When is he paying you back?

managedmis · 02/07/2020 01:33

It's not rocket science - don't spend money you don't have.

Minecraft skins!

SionnachGlic · 02/07/2020 01:36

Just RTFT...well done OP for trying with him. That spending patten is so bad, shocking to re-book hols & yet ask you several times for money & then his elderly father. His priority is himself. You are doing SIL no favours keeping his secrets. I hope he leaves your Dad's money alone from here onward. Watch like a hawk OP that your Dad is not going short. Well done again OP...hopefully he listens now.
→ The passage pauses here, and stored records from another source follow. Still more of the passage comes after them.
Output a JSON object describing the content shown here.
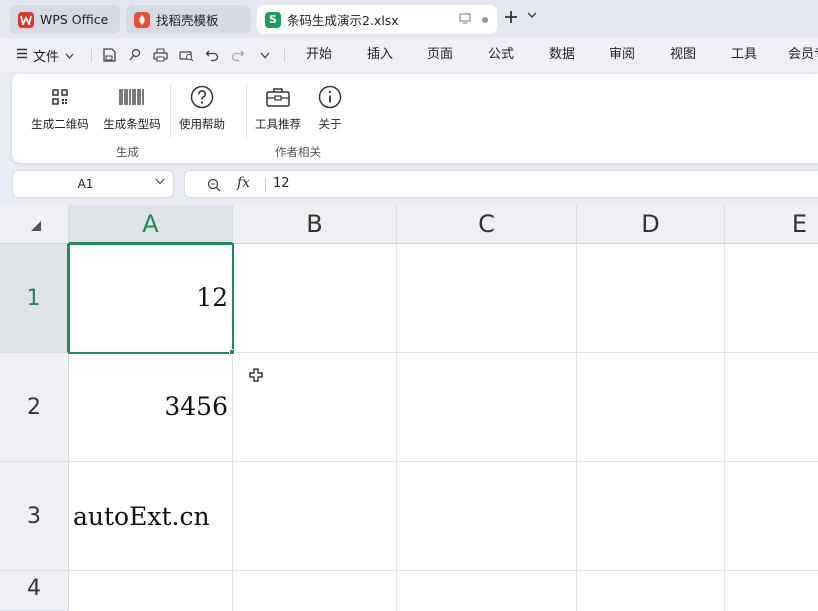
{
  "tabs": [
    {
      "label": "WPS Office",
      "logo_icon": "wps-logo-icon",
      "logo_color": "#e2362b"
    },
    {
      "label": "找稻壳模板",
      "logo_icon": "docer-logo-icon",
      "logo_color": "#e8503a"
    },
    {
      "label": "条码生成演示2.xlsx",
      "logo_icon": "spreadsheet-logo-icon",
      "logo_glyph": "S",
      "logo_color": "#1a9e5c"
    }
  ],
  "menubar": {
    "file_label": "文件",
    "tabs": [
      "开始",
      "插入",
      "页面",
      "公式",
      "数据",
      "审阅",
      "视图",
      "工具",
      "会员专"
    ]
  },
  "ribbon": {
    "buttons": [
      {
        "label": "生成二维码",
        "icon": "qr-code-icon"
      },
      {
        "label": "生成条型码",
        "icon": "barcode-icon"
      },
      {
        "label": "使用帮助",
        "icon": "help-icon"
      },
      {
        "label": "工具推荐",
        "icon": "toolbox-icon"
      },
      {
        "label": "关于",
        "icon": "info-icon"
      }
    ],
    "groups": [
      "生成",
      "作者相关"
    ]
  },
  "formula_bar": {
    "cell_ref": "A1",
    "fx_label": "fx",
    "value": "12"
  },
  "sheet": {
    "columns": [
      "A",
      "B",
      "C",
      "D",
      "E"
    ],
    "selected_column": "A",
    "rows": [
      "1",
      "2",
      "3",
      "4"
    ],
    "selected_row": "1",
    "cells": {
      "A1": "12",
      "A2": "3456",
      "A3": "autoExt.cn"
    },
    "accent_color": "#1f8a5c"
  }
}
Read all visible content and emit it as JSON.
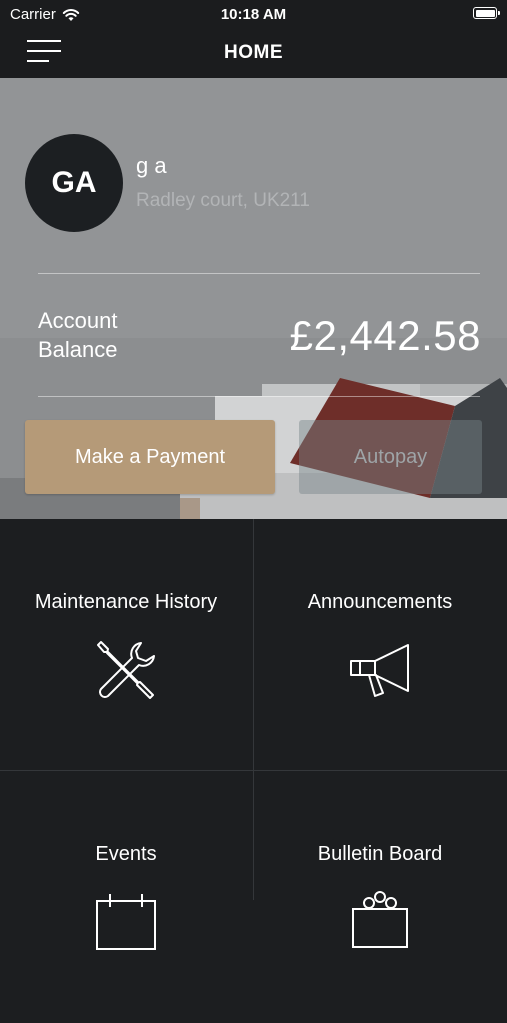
{
  "status_bar": {
    "carrier": "Carrier",
    "time": "10:18 AM"
  },
  "nav": {
    "title": "HOME"
  },
  "profile": {
    "initials": "GA",
    "name": "g a",
    "address": "Radley court, UK211"
  },
  "balance": {
    "label": "Account Balance",
    "amount": "£2,442.58"
  },
  "actions": {
    "make_payment": "Make a Payment",
    "autopay": "Autopay"
  },
  "tiles": [
    {
      "label": "Maintenance History",
      "icon": "wrench-screwdriver-icon"
    },
    {
      "label": "Announcements",
      "icon": "megaphone-icon"
    },
    {
      "label": "Events",
      "icon": "calendar-icon"
    },
    {
      "label": "Bulletin Board",
      "icon": "bulletin-board-icon"
    }
  ],
  "colors": {
    "accent": "#b59a78",
    "background": "#1c1e20",
    "navbar": "#1b1c1e"
  }
}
SlowDown76mph · 02/07/2020 07:52

Your SiL needs to be in possession of all the facts if they are to make a debt control plan. This downward spiral is going to implode very soon. It may not be easy but your brother must tell her sooner rather than later if there is to be any hope for their relationship. Tell him that if he doesn't tell her within the next day then you will. His deceit is a betrayal.

Snog · 02/07/2020 10:34

Your brothers actions towards your dad are jaw dropping. He clearly lacks personal responsibility, self discipline with money and lacks parenting skills and probably relationship skills too.

Going against the grain it sounds like he had a very difficult childhood and I'm not surprised he is struggling as an adult because of this.

He obviously won't change until he is ready to, sometimes people need to hit rock bottom before they are willing to change.

OP you sound like such a kind capable responsible and generous person. You can still support your bro without giving financial support.

Clutterbugsmum · 02/07/2020 10:48

Going against the grain it sounds like he had a very difficult childhood and I'm not surprised he is struggling as an adult because of this Funny how OP his sister had the same upbringing and has managed to be able to function as an adult.

Lots of people have difficult childhoods and are able to function as an adult. He is choosing to behave like this because it's easy for him as everyone is prepared to excuse his him 'because of his childhood'.

OP, the only way for your brother to grow up is for him and his wife to lose everything. Of course his wife knows what happening, she know he borrowing money from you, your dad and god knows who else he's tapping up for money. She know's he paying the children to be quite by wasting money on online games, she can see he's wasting money and over spending on food. The fact is that they don't want to admit that they are causing their money issues.

Graphista · 02/07/2020 21:34

Going against the grain it sounds like he had a very difficult childhood and I'm not surprised he is struggling as an adult because of this.

Nope not an excuse! He's a grown ass man now he can't keep blaming his childhood! Others have the same or worse and don't behave like this.